Ex-Southwest flight attendant wins $5.1 million in discrimination suit
An ex-Southwest Airlines flight attendant won a $5.1 million verdict against the airline and her union Friday after a Dallas jury found it had discriminated against her regarding an anti-abortion rights stance that stems from her religious beliefs, the AP reports.
Driving the news: The former employee, Charlene Carter, filed the suit after she was fired in 2017 following a clash with the union president over union members' attendance at a demonstration in 2017 in Washington, D.C., for abortion rights, among other issues.
- Carter also alleged the union retaliated against her and had not fairly represented her because of her beliefs.
The other side: The airline said in court filings it had fired Carter because she could be identified as a Southwest employee while making “highly offensive” posts on her social media.

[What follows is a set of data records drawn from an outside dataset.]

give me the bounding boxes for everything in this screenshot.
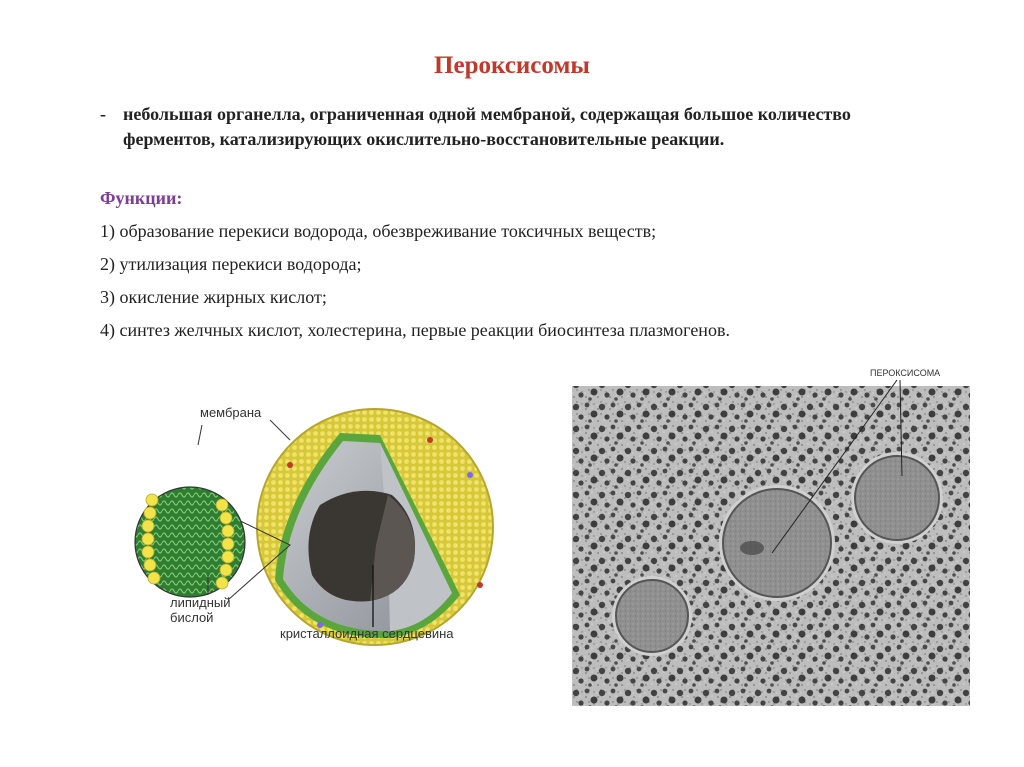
- functions-list: [100, 222, 730, 354]
- slide-title: Пероксисомы: [434, 52, 590, 79]
- function-item: 1) образование перекиси водорода, обезвреживание токсичных веществ;: [100, 221, 657, 241]
- label-bilayer-2: бислой: [170, 610, 214, 625]
- micrograph-label: ПЕРОКСИСОМА: [870, 368, 941, 378]
- function-item: 3) окисление жирных кислот;: [100, 287, 327, 307]
- label-membrane: мембрана: [200, 405, 262, 420]
- peroxisome-sphere: [257, 409, 493, 645]
- lipid-bilayer-inset: [135, 487, 245, 597]
- definition-dash: -: [100, 104, 106, 124]
- definition: [100, 102, 930, 152]
- function-item: 4) синтез желчных кислот, холестерина, первые реакции биосинтеза плазмогенов.: [100, 320, 730, 340]
- label-crystalloid-core: кристаллоидная сердцевина: [280, 626, 454, 641]
- label-bilayer-1: липидный: [170, 595, 231, 610]
- peroxisome-diagram: [130, 395, 530, 665]
- electron-micrograph: [572, 358, 970, 706]
- definition-text: небольшая органелла, ограниченная одной мембраной, содержащая большое количество ферментов, катализирующих окислительно-восстановительные реакции.: [123, 104, 851, 149]
- function-item: 2) утилизация перекиси водорода;: [100, 254, 362, 274]
- functions-heading: Функции:: [100, 188, 183, 208]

- The airline also cited what it called “harassing” messages Carter sent to the union president, including one that contained a graphic video of what was characterized as an aborted fetus, per AP.
- Both the posts and the private messages constituted violations of company policy, the airline said in its response to her suit.
State of play: In a statement after the verdict, Southwest said it “has demonstrated a history of supporting our employees’ rights to express their opinions when done in a respectful manner,” AP reported.
- Both the company and a lawyer for the union said they plan to appeal the jury’s verdict, per AP.
- If the verdict stands, Carter could receive $4.15 million from the airline. The union would owe her $950,000.